Pantau - Mantan Menteri Energi dan Sumber Daya Mineral (ESDM), Sudirman Said, kembali menjalani pemeriksaan oleh penyidik Jaksa Agung Muda Tindak Pidana Khusus (Jampidsus) Kejaksaan Agung (Kejagung) sebagai saksi dalam kasus dugaan korupsi pengadaan minyak mentah oleh Pertamina Energy Trading Ltd. (Petral) yang terjadi pada periode 2008 hingga 2015.
Diperiksa Selama Tujuh Jam, Bahas Dua Peran Kunci Sudirman Said
Pemeriksaan dilakukan di Gedung Jampidsus Kejagung, Jakarta, pada Senin, 19 Januari 2026, dan berlangsung selama kurang lebih tujuh jam.
Sudirman Said menjelaskan bahwa pemeriksaan kali ini merupakan yang kedua kalinya terkait kasus tersebut.
"Ini kehadiran yang kedua kali untuk memberi keterangan mengenai apa-apa yang saya lakukan, saya alami, dan saya lihat untuk dua tugas yang saya pernah jalankan," ungkapnya.
Dua peran yang dimaksud adalah saat ia menjabat sebagai Senior Vice President Integrated Supply Chain (ISC) PT Pertamina (Persero) pada tahun 2008–2009 dan sebagai Menteri ESDM pada tahun 2014–2016.
Menurut Sudirman, dirinya tidak dapat membeberkan secara rinci isi pemeriksaan, namun menyebut bahwa penyidik banyak menggali upayanya dalam membenahi sektor energi dan memberantas mafia migas.
"Dua kali saya mendapat tugas dari negara untuk beres-beres supply chain, beres-beres sektor energi, yang publik mengenalnya sebagai membenahi masalah-masalah dengan mafia migas, kira-kira begitu, ya, tapi dua kali pula saya mengalami hambatan," ia mengungkapkan.
Upaya Pembenahan Terganjal, Sudirman Soroti Praktik Mafia Migas
Saat menjabat di Pertamina, Sudirman membentuk unit khusus untuk membenahi rantai pasok.
Namun, menurutnya, unit tersebut tidak dapat bertahan lama akibat adanya pergantian direksi di tubuh Pertamina.
"Pada waktu ISC, unitnya sedang berjalan.
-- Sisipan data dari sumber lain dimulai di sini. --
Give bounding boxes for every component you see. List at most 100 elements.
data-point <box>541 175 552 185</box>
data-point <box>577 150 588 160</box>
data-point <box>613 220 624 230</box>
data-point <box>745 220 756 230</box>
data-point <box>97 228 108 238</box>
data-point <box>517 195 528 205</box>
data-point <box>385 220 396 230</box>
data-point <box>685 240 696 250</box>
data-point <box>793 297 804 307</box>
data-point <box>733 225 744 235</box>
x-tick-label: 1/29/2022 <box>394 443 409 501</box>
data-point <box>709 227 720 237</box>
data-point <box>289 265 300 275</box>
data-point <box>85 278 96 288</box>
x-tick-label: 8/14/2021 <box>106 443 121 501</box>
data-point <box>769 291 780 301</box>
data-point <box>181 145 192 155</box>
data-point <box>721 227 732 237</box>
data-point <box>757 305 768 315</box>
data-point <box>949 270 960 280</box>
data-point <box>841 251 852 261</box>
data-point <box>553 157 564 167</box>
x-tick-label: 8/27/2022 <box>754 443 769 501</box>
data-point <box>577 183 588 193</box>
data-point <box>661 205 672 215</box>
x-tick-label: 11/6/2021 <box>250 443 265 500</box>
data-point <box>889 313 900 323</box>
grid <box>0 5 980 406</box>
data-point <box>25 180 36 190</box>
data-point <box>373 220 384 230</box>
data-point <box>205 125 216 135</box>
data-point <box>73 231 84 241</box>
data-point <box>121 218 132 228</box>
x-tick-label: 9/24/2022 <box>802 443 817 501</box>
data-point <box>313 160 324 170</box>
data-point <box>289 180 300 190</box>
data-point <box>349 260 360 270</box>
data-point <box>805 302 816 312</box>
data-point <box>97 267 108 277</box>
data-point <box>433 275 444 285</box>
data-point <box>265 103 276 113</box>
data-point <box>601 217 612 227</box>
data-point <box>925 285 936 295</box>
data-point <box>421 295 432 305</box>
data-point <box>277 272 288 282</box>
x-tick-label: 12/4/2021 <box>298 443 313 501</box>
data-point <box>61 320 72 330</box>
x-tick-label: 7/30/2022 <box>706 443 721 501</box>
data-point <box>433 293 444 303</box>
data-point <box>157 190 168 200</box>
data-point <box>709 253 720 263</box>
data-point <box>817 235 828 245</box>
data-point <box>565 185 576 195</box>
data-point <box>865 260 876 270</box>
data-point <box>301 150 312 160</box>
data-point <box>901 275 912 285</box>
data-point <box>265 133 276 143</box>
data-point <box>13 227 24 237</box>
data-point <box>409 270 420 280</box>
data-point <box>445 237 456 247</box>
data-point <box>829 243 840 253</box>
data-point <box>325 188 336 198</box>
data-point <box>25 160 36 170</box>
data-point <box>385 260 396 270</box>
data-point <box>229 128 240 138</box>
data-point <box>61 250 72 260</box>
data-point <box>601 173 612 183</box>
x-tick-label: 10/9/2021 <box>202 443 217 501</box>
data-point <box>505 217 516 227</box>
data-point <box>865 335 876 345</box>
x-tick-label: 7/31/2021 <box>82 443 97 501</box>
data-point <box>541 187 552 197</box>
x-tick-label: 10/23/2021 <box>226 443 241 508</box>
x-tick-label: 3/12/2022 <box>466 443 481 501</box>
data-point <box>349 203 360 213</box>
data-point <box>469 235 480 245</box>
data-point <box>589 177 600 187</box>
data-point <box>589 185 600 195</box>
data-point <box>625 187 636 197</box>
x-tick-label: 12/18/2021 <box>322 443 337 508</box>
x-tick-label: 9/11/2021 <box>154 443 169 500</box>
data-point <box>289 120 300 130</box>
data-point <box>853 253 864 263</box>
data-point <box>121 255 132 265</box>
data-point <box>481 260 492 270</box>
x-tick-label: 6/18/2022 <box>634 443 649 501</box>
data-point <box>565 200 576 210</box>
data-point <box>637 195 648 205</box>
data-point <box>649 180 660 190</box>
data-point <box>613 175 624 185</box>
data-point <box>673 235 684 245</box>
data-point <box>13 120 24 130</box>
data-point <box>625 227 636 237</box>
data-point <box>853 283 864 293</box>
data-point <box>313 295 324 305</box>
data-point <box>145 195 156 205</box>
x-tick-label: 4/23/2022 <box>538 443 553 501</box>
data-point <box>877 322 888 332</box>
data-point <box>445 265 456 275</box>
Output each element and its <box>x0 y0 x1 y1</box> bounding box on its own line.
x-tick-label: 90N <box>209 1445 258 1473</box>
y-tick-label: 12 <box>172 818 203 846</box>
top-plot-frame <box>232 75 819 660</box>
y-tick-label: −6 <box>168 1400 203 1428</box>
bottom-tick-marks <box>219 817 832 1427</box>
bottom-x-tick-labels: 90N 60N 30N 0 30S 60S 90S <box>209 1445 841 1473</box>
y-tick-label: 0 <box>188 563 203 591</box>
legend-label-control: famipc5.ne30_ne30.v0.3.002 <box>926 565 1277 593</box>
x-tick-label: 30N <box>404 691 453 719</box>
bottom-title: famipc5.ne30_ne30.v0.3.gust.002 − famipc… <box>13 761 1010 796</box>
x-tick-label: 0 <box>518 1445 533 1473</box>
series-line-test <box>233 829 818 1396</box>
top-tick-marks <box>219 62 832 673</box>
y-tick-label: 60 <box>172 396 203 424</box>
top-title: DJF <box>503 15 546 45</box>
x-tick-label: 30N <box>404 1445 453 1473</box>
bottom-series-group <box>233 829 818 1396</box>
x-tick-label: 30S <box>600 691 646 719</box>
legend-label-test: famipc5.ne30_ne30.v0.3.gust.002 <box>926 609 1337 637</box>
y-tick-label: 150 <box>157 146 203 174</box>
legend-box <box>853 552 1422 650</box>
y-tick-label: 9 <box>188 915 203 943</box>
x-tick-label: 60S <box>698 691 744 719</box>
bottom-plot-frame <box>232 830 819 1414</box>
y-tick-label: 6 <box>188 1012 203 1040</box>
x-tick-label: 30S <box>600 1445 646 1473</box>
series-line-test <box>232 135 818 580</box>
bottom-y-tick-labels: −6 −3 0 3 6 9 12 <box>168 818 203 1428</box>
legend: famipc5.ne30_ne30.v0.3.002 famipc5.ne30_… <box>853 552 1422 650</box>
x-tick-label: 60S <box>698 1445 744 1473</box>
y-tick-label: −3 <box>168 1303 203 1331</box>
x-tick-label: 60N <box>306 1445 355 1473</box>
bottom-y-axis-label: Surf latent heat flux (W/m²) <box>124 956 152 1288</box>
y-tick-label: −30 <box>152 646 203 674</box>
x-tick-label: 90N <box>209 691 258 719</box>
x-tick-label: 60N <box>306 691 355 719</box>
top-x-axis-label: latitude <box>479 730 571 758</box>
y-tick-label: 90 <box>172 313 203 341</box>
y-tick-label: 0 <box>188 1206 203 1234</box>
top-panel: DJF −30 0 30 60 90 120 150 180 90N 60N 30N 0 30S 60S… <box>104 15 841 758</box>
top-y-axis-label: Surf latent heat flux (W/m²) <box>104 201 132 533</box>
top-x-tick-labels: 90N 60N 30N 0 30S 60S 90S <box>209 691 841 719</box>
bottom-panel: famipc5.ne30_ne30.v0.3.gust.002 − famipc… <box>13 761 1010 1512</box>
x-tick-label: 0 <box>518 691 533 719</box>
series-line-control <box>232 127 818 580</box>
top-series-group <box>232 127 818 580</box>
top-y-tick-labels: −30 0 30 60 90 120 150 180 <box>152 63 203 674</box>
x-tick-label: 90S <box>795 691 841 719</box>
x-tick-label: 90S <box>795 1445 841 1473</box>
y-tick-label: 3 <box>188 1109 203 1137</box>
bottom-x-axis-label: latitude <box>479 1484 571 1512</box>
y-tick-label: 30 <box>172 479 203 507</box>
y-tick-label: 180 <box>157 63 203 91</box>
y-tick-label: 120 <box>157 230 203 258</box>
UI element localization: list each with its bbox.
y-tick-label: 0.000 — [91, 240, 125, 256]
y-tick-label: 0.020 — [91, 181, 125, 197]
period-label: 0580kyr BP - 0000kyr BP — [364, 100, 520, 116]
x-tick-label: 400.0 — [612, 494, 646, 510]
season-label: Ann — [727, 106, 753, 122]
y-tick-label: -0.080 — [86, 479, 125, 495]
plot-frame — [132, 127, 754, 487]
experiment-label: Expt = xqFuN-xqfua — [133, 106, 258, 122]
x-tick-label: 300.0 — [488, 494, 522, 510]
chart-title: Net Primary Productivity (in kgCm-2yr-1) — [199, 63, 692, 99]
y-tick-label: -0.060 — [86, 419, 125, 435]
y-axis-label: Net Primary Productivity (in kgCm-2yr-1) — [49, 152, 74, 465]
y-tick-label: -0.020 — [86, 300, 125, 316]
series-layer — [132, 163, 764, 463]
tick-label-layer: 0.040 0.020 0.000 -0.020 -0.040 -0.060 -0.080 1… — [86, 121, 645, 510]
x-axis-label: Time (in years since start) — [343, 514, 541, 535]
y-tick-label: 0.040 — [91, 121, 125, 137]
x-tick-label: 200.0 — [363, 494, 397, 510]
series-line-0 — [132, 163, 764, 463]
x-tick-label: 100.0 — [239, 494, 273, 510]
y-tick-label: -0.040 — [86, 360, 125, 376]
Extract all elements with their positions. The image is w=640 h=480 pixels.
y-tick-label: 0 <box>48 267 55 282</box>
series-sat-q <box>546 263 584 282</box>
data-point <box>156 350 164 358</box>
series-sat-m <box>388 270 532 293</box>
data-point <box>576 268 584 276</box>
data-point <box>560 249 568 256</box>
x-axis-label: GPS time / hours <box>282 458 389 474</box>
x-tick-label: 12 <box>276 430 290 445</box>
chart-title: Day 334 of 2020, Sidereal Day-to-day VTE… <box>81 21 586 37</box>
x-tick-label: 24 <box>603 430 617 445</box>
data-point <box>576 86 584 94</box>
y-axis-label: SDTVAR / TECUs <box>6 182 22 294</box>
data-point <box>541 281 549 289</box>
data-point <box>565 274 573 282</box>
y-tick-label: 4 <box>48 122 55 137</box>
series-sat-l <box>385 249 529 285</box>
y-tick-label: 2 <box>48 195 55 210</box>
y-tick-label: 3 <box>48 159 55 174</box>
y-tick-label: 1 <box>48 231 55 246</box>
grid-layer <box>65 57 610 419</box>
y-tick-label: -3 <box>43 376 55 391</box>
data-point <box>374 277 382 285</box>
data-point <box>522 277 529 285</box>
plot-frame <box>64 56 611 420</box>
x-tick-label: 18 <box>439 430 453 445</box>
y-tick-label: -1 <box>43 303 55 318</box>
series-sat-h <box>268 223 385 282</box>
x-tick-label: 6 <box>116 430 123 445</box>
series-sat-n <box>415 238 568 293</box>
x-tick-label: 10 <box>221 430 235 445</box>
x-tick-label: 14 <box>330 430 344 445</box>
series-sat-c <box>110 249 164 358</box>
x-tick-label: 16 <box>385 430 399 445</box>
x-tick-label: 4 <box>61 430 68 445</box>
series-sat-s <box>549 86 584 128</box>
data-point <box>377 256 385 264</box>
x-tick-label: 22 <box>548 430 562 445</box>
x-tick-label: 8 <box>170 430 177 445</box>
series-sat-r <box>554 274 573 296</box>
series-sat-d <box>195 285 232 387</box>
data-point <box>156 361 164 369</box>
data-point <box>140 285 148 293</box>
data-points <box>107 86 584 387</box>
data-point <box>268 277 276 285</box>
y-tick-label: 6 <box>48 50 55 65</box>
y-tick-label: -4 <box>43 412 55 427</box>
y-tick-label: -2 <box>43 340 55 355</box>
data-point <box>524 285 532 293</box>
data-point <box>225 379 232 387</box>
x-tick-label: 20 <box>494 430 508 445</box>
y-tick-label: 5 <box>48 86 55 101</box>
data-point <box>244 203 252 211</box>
Kemudian, terjadi pergantian direksi Pertamina dan unit itu dilumpuhkan. Akibat unit itu dilumpuhkan, maka terjadilah praktik-praktik yang seperti yang kalian saksikan sekarang ini," jelasnya.
Ketika menjadi Menteri ESDM, ia mengaku mencoba melanjutkan pembenahan yang belum tuntas saat di Pertamina.
"Ketika saya menjadi Menteri ESDM, juga meneruskan apa yang tidak selesai pada waktu di Pertamina. Belum lama saya menata-nata, kebetulan saya lulus dipercepat, jadi berhenti sebagai menteri dalam waktu kurang dari dua tahun," katanya.
Sudirman meyakini bahwa kegagalan dalam menuntaskan reformasi pada rantai pasok energi turut berkontribusi pada terjadinya korupsi yang kini diselidiki.
Ia berharap keterangannya dapat memperjelas arah penanganan kasus tersebut.
Kasus Masih Diselidiki, Kejagung Bantah Dilimpahkan ke KPK
Pemeriksaan Sudirman Said sebelumnya juga dilakukan pada 23 Desember 2025, dengan fokus pada perannya sebagai pejabat ISC Pertamina.
Penyidikan terhadap kasus dugaan korupsi pengadaan minyak mentah oleh Petral dimulai oleh Kejagung sejak Oktober 2025.
Kepala Pusat Penerangan Hukum Kejagung, Anang Supriatna, menyatakan bahwa kasus ini merupakan kasus baru dan tidak berkaitan dengan pengembangan dari kasus terdahulu.
Hingga saat ini, Kejagung belum mengungkapkan secara rinci detail kasus kepada publik.
Terkait isu bahwa kasus ini akan dilimpahkan ke Komisi Pemberantasan Korupsi (KPK), pihak Kejagung telah membantahnya dan menegaskan bahwa mereka tetap melanjutkan pemeriksaan terhadap para saksi.